BetMGM, MGM Resorts’ 50/50 joint venture with gambling giant Entain, has been the vehicle for those aspirations. The sports betting firm — which has signed up brand ambassadors like Jamie Foxx, Wayne Gretzky, Kevin Garnett and Jerry Ferrara — and its rivals like FanDuel and DraftKings, are counting on more U.S. states legalizing online sports betting. (Online gambling is now legal in 21 states.)
Since 2020 the company has increased its investment, buying $202.5 million worth of shares in February from hedge fund Corvex Management that upped its stake in MGM Resorts to 14.4 percent.

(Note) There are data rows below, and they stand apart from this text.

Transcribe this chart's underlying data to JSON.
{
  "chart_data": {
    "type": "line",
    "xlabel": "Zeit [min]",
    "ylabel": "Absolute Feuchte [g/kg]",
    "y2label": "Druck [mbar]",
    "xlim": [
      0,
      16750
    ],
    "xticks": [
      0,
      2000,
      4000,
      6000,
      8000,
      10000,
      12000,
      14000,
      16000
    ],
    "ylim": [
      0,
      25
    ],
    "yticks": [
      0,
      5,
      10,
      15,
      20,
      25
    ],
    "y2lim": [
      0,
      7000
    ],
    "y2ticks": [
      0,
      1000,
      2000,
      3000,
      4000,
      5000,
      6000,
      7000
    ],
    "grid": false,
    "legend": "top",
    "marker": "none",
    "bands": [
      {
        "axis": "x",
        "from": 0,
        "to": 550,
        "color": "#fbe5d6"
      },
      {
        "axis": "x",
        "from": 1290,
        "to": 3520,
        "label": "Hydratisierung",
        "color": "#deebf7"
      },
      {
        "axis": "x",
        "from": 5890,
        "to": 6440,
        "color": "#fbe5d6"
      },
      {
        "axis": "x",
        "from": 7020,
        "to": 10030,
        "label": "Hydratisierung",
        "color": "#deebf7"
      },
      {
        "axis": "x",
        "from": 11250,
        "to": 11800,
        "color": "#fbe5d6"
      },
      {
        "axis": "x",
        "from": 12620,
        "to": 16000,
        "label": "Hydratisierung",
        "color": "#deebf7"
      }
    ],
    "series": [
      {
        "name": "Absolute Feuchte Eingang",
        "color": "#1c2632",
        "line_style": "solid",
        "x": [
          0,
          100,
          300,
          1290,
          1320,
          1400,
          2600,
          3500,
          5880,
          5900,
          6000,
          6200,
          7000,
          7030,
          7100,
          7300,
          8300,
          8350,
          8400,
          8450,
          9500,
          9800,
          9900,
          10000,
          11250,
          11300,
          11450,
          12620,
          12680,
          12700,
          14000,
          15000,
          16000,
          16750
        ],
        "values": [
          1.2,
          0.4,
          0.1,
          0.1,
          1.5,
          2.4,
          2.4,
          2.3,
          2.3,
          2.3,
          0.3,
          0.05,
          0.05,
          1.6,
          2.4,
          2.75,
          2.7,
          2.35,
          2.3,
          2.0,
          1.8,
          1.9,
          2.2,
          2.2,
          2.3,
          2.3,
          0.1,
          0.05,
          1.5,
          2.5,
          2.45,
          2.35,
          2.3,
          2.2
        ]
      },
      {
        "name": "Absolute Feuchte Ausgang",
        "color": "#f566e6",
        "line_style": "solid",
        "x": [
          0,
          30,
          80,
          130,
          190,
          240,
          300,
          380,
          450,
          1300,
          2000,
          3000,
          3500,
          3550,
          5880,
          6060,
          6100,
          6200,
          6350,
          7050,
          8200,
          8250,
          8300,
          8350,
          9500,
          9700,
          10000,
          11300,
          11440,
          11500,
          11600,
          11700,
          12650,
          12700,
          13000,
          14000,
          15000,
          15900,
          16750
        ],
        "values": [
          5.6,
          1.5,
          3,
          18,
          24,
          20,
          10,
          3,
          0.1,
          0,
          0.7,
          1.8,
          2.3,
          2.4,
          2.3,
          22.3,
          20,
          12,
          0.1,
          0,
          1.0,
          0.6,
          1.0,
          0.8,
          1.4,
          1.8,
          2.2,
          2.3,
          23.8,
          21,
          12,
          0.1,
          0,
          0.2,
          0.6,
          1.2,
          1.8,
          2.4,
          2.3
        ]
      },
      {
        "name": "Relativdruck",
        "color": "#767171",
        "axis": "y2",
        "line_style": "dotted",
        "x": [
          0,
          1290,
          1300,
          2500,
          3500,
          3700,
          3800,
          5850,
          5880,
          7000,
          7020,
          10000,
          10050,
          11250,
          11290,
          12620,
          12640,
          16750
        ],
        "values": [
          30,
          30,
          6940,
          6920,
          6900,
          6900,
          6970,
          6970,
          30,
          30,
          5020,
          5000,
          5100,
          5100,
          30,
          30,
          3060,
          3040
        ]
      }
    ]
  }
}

In a shareholder letter on Aug. 9, IAC’s Levin pointed to solid consumer demand at MGM Resorts properties — which include hotels like the Bellagio and MGM Grand and operations of the Cosmopolitan — noting the resort giant saw “consistent strong demand from the leisure consumer and all-time high average daily room rates for Las Vegas.”
“We’ve learned a lot since we’ve been there,” Levin said on an earnings call in May, of IAC’s investment in MGM Resorts. “I’d say that the gaming business, both the online gaming business overall, which is both sports betting and i-gaming, has outperformed our expectations relative to when we came in. It’s grown really tremendously, and that growth is going to continue for a long time.”